Au Tanaïs de glace et jusqu'aux blanches plaines
De Riphée où l'hiver souffle son âpre haleine ;
Seul, il marchait, contant la pitoyable mort,
L'Enfer inexorable et l'inutile effort.
Mais par de tels accents longuement ulcérées,
Les femmes de la Thrace, en l'ivresse sacrée
De Bacchus, une nuit, près des autels sanglants,
Dispersèrent au loin ses membres pantelants :
Et tandis que du col d'albâtre séparée,
Sa tête au sein de l'Hèbre impétueux roulait,
C'est Eurydice encor que son souffle suprême,
Que sa bouche glacée, ô prodige ! appelait.
Eurydice ! pleurait l'écho du fleuve même !»
Ici Proteus se tait et se jette d'un bond
Parmi des flots d'écume en l'océan profond.
Cyrèné, se montrant, parle à son fils timide :
«Mon fils, chasse l'ennui qui dévore ton coeur,
Car tu sais maintenant pourquoi ta ruche est vide.
Les Nymphes qui jadis menaient de chastes choeurs,
Au fond des bois, avec cette trop chère épouse,
Ont frappé tes essaims, dans leur douleur jalouse.

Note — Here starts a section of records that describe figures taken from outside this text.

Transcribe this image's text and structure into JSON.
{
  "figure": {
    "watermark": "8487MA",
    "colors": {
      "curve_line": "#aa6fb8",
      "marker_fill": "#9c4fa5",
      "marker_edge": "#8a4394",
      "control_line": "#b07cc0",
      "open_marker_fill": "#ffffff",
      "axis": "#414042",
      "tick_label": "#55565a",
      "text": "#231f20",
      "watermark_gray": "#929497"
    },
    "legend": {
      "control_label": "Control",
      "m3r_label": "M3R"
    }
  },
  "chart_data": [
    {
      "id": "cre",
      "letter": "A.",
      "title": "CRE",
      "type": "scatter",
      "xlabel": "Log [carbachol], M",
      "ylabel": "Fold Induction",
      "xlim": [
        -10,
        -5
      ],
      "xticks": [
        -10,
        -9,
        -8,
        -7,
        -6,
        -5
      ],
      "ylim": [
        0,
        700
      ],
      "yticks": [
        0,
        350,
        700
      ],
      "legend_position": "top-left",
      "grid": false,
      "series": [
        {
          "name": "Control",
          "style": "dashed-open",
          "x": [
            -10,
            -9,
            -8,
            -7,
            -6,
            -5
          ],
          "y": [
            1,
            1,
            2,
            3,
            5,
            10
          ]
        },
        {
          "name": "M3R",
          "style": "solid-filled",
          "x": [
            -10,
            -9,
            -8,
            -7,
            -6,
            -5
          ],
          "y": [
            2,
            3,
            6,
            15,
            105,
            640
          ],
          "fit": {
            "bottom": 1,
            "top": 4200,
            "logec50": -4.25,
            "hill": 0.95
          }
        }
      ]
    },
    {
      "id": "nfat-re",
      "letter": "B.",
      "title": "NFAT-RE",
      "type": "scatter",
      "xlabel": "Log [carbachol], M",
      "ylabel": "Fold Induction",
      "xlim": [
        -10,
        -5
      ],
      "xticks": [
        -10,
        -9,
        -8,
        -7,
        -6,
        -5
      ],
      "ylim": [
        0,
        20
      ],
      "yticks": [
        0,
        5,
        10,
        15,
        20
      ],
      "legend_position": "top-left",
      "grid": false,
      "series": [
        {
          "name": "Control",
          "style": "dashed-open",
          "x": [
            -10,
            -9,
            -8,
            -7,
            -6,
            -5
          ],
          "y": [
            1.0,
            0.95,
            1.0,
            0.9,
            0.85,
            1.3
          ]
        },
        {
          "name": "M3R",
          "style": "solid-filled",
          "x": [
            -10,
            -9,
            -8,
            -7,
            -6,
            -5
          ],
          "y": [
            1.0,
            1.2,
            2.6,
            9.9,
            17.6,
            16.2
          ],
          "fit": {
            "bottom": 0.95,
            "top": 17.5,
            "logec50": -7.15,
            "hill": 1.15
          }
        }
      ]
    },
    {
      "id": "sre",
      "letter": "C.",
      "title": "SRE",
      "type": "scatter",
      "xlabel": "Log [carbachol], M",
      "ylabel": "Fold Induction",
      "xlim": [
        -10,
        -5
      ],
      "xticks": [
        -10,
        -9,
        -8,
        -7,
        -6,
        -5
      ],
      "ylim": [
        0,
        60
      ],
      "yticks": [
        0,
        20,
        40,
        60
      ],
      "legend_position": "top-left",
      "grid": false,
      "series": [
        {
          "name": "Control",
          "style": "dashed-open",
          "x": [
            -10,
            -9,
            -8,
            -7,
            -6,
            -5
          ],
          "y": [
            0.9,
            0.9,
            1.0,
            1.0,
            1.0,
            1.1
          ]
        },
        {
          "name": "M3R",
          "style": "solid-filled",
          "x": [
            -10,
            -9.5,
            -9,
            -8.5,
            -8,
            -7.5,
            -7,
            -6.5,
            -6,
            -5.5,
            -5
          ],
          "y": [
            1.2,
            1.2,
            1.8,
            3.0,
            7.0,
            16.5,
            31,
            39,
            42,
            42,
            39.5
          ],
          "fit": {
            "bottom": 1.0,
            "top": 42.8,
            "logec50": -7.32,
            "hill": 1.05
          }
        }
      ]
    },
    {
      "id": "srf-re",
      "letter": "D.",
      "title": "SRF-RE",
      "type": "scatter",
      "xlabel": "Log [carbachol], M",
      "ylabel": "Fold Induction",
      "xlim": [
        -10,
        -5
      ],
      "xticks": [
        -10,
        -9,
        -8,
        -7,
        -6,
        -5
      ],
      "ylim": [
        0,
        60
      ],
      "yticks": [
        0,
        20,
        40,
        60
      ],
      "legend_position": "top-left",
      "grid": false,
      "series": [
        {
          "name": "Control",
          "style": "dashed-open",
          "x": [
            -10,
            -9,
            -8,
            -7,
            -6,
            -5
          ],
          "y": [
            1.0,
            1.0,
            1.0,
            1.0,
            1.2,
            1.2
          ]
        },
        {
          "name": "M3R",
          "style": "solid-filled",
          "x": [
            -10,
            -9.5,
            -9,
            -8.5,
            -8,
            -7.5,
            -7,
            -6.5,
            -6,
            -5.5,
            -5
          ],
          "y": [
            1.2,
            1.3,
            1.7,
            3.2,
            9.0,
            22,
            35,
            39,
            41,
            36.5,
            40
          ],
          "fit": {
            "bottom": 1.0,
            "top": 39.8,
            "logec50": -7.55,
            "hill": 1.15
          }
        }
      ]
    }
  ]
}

Va donc en suppliant vers elles, que tes dons
Nombreux chargent l'autel des faciles Napées :
Elles t'accorderont la paix et le pardon.
Mais tiens de mes conseils ton oreille occupée :
Sur le haut Lycoeus, où sont tes verts pâtis,
Choisis quatre taureaux d'une belle stature,
Quatre taures de même, à la vierge encolure,
Et va sur quatre autels, près des temples bâtis,
Verser le sang sacré des victimes superbes.
Laisse, en quittant le bois, leurs cadavres dans l'herbe.
Quand la neuvième aurore au ciel aura pâli,
Offre aux mânes d'Orpheus des pavots, fleurs d'oubli,
Pour Eurydice, immole une tendre génisse,
Fais d'une brebis noire, enfin, le sacrifice
Puis reviens dans le bois».

         Les ordres maternels
Sont de suite accomplis, Aristée aux autels
Mène quatre taureaux d'une belle stature,
Quatre taures de même, à la vierge encolure.
Il satisfait, l'aurore ayant brillé neuf fois,
L'ombre triste d'Orpheus, - puis revient dans le bois. -
Alors chacun peut voir - ô soudaine merveille !-
Au flanc des taureaux morts bouillonner des abeilles :
De la chair corrompue échappés au travers
Des côtés, leurs essaims obscurcissent les airs,
Et, venant se grouper à la cime d'un orme,
Sous le rameau ployé pendent en grappe énorme.


Cette traduction a été publiée dans L'Ame antique de Marc Legrand (1896).